As part of its ongoing efforts to accelerate the transition to value-based care, the Centers for Medicare & Medicaid Services (CMS) introduced a pilot program in the summer of 2019 that would give health care providers access to the claims data of Medicare patients. By providing clinicians with a more structured and complete patient history, the Data at the Point of Care (DPC) program aims to minimize or eliminate contraindications, duplication of services, and data blocking.
The voluntary program is one of a number of intertwined laws and regulations designed to promote the interoperability of EHRs, which, despite years of government incentive efforts, are associated with major issues.
At the White House event where the DPC pilot was unveiled, CMS Administrator Seema Verma noted: “The government spent more than $36 billion to encourage the adoption of EHRs but failed to make sure the systems could actually talk to each other. We’re now left with a health care industry that still uses fax machines.”
Because of its small scale, details of the program are not yet widely known. However, it is assumed that practices that wish to participate will be financially responsible for working with EHR vendors to build tools that connect with DPC’s application programming interface (API).
CMS considers DPC a natural progression from its Blue Button 2.0 program, launched in 2018, which is designed to grant Medicare beneficiaries access to their medical information via third-party apps and computer programs. Both Blue Button and DPC are part of the agency’s MyHealthEData initiative, an administration-wide push for greater interoperability and transparency of services.
The pilot program is based on an industry-accepted API that uses Health Level Seven’s Fast Healthcare Interoperability Resources standard, one of the most popular protocols for combining disparate computer systems, according to CMS. Although DPC will not provide access to a patient’s complete medical record, it will include claims data detailing previous diagnoses, past procedures, and medication lists. To meet the program’s criteria, the accessible data should merge seamlessly with an existing EHR’s workflow. In other words, logging into a separate application should not be necessary.
“Part of the challenge is going to be, you’ve got this API and you’ve got these data. But now you’ve got to get it to interface with your electronic record system,” says David J. Zetter, CHBC, a consultant based in Mechanicsburg, PA. “And there’s no way an EHR vendor is going to build that interface for free.” Zetter estimates that fees for such services could run from a few thousand dollars up to possibly as much as $10,000.
In the summer of 2019, CMS started accepting volunteers for the pilot program at https://dpc.cms. gov. It began testing the program in November and plans to slowly offer it to additional practices after that.
In another regulatory proposal made earlier this year, CMS would require many health care plans to comply with rules similar to Blue Button 2.0 by making patient data available through an API at no cost. This rule would apply to approximately 85 million people covered by Medicare Advantage, Medicaid, the Children’s Health Insurance Program, and health plans sold on federal exchanges, according to the agency.
The Office of the National Coordinator for Health Information Technology (ONC) also released proposed exceptions to the information-blocking regulations, along with standardized specifications for API development.
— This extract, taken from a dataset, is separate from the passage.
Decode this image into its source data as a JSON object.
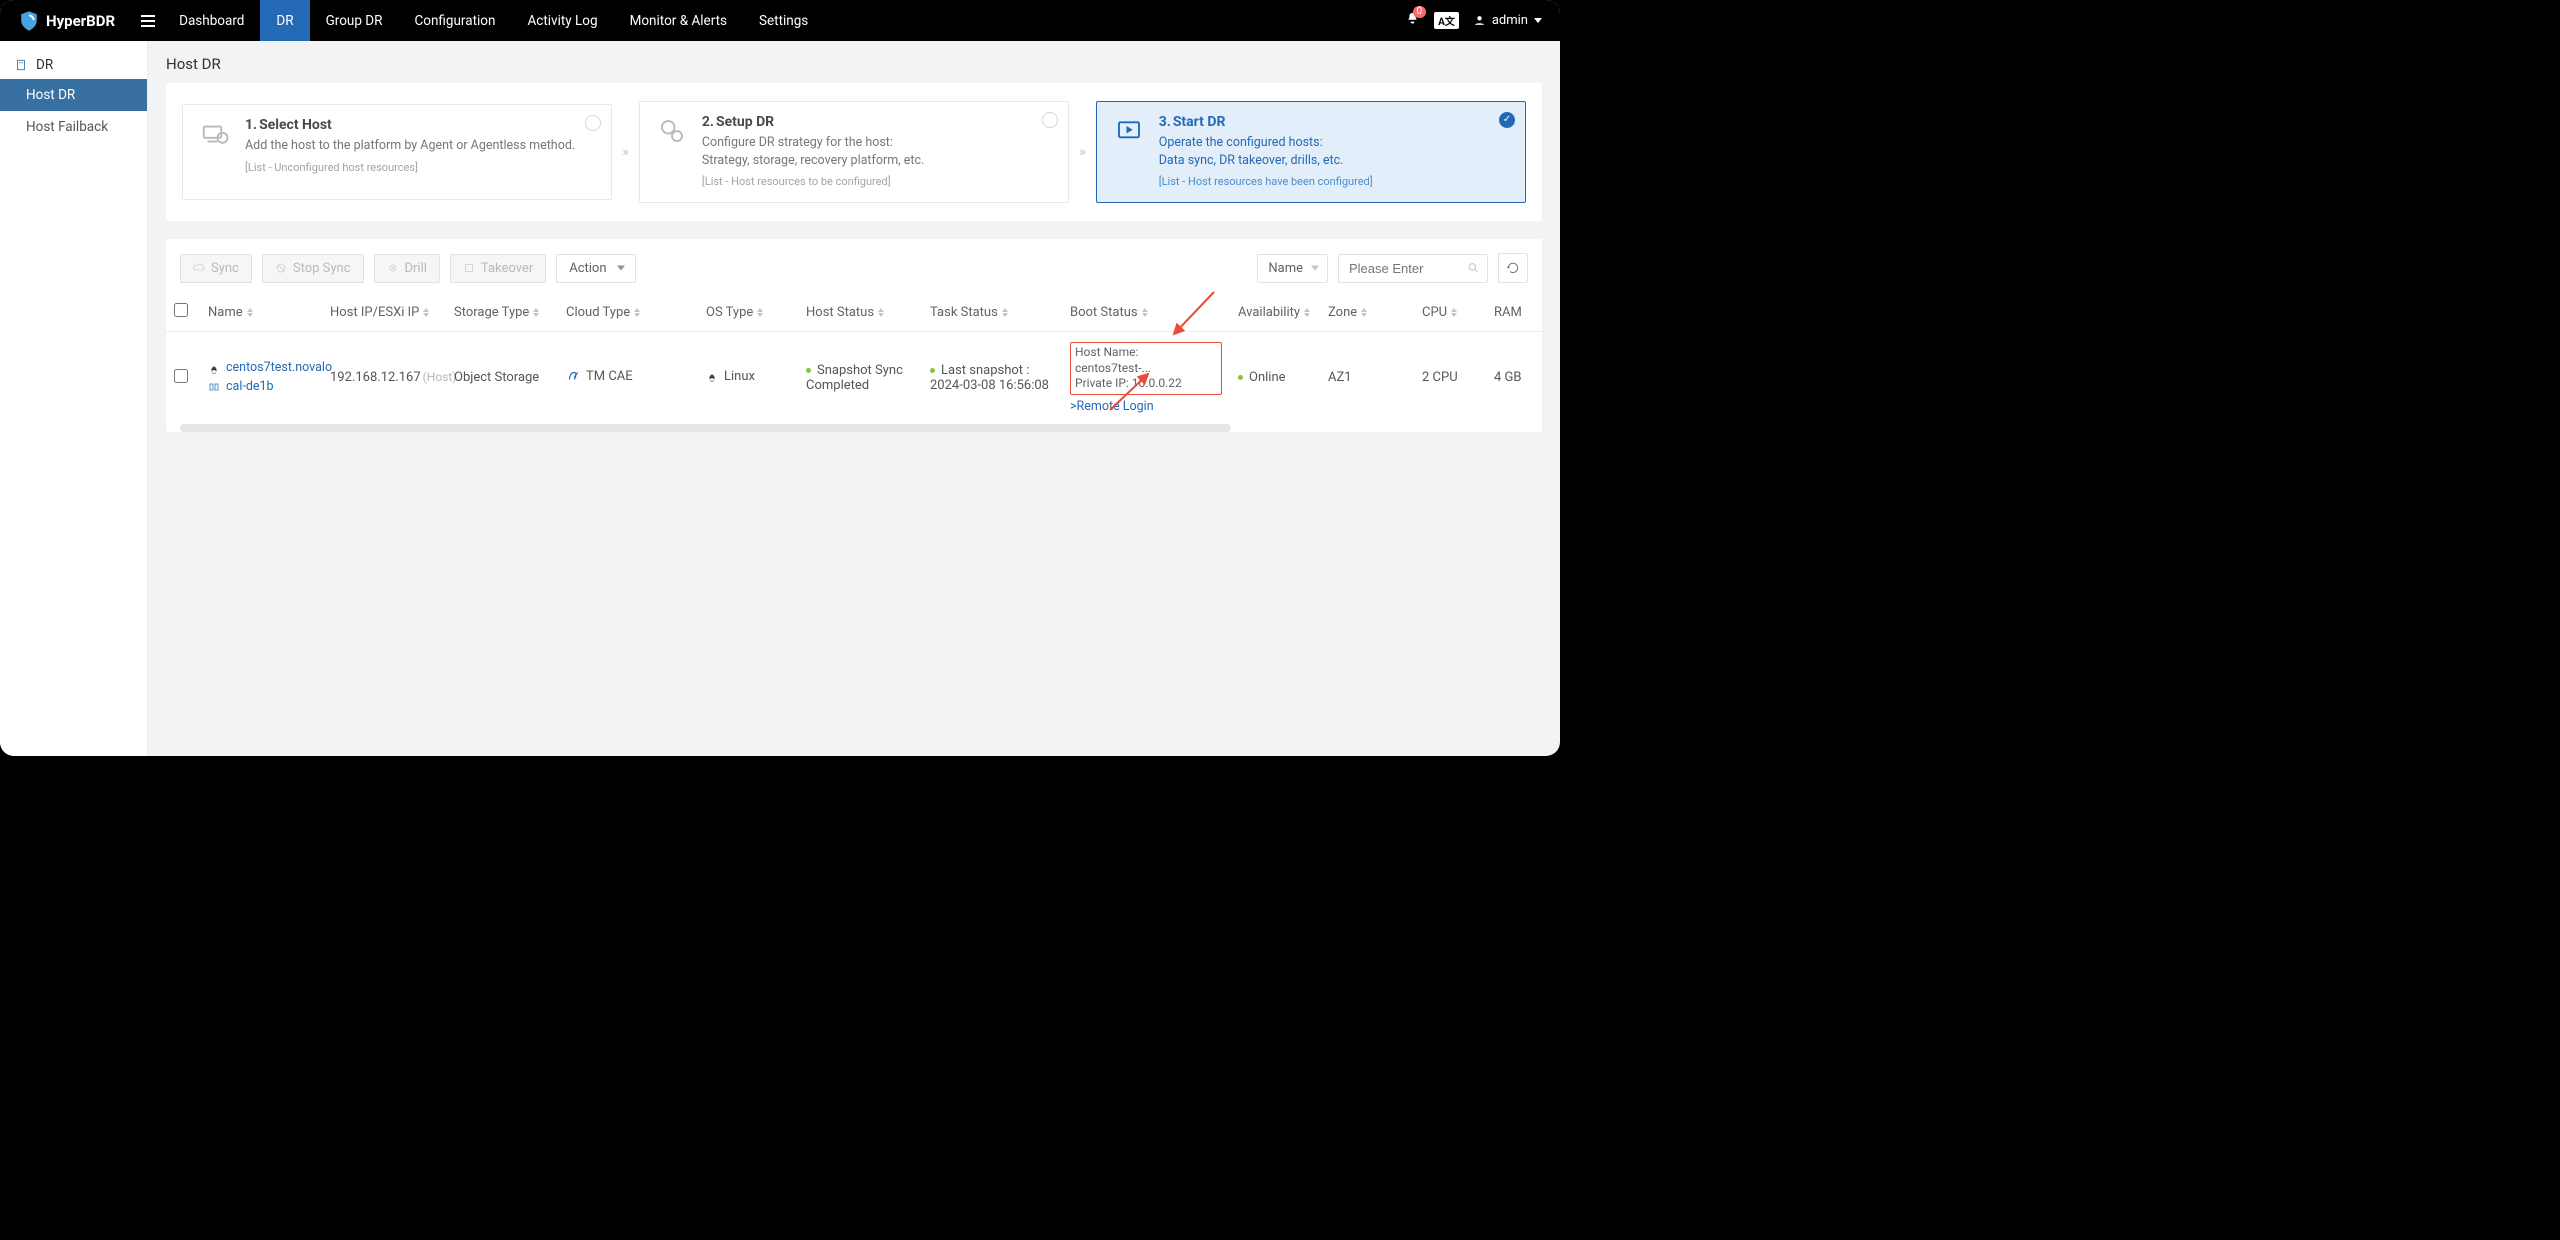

Both CMS and ONC rules would require the industry-wide adoption of standardized APIs within two years after the rules are finalized.
Although there is near-universal agreement that interoperability must be enhanced, some wonder whether the administration is moving too quickly toward this goal. In a Senate hearing on this topic, Tennessee Sen. Lamar Alexander urged a slower, incremental timeline: “In 2015, I urged the Obama administration to slow down implementation of Stage 3 of the Meaningful Use program, which incentivized doctors and hospitals to adopt EHRs,” he says. “They did not slow down, and looking back, the results would have been better if they had.”
Industry and health care provider organizations have also called for a more measured approach. In September 2019, several organizations—including the American Medical Association, the Federation of American Hospitals, and Premier Inc.—signed an open letter to Congress calling for, among other things, “appropriate implementation timelines” that do not “unreasonably increase provider burden or hinder patient care.”
“We definitely need this,” says Jackie Coult, CHBC, a senior health care consultant for Eide Bailly LLP, noting the importance of interoperability. “To get better outcomes, we have to know the full spectrum of the patient’s health.” But achieving this data-sharing goal will be a challenge, she believes. Part of the problem is simply providers’ fatigue with EHRs. Many providers bought systems 10 years ago that later proved subpar and needed to be replaced, sometimes more than once. They watched information technology (IT) costs slowly rise year by year as programs and equipment grew more complex. With that history in mind, it is unlikely that anything that adds to IT costs will be met with much enthusiasm.
Moreover, even if total, industry-wide data-sharing is achieved, it will still incur labor costs. “Is the government going to add an E&M [evaluation and management] code for the additional 15 to 20 minutes it takes to review those data?” Coult asks doubtfully. “Medicare needs to slow it down a little bit,” she suggests. “They are bombarding doctors.”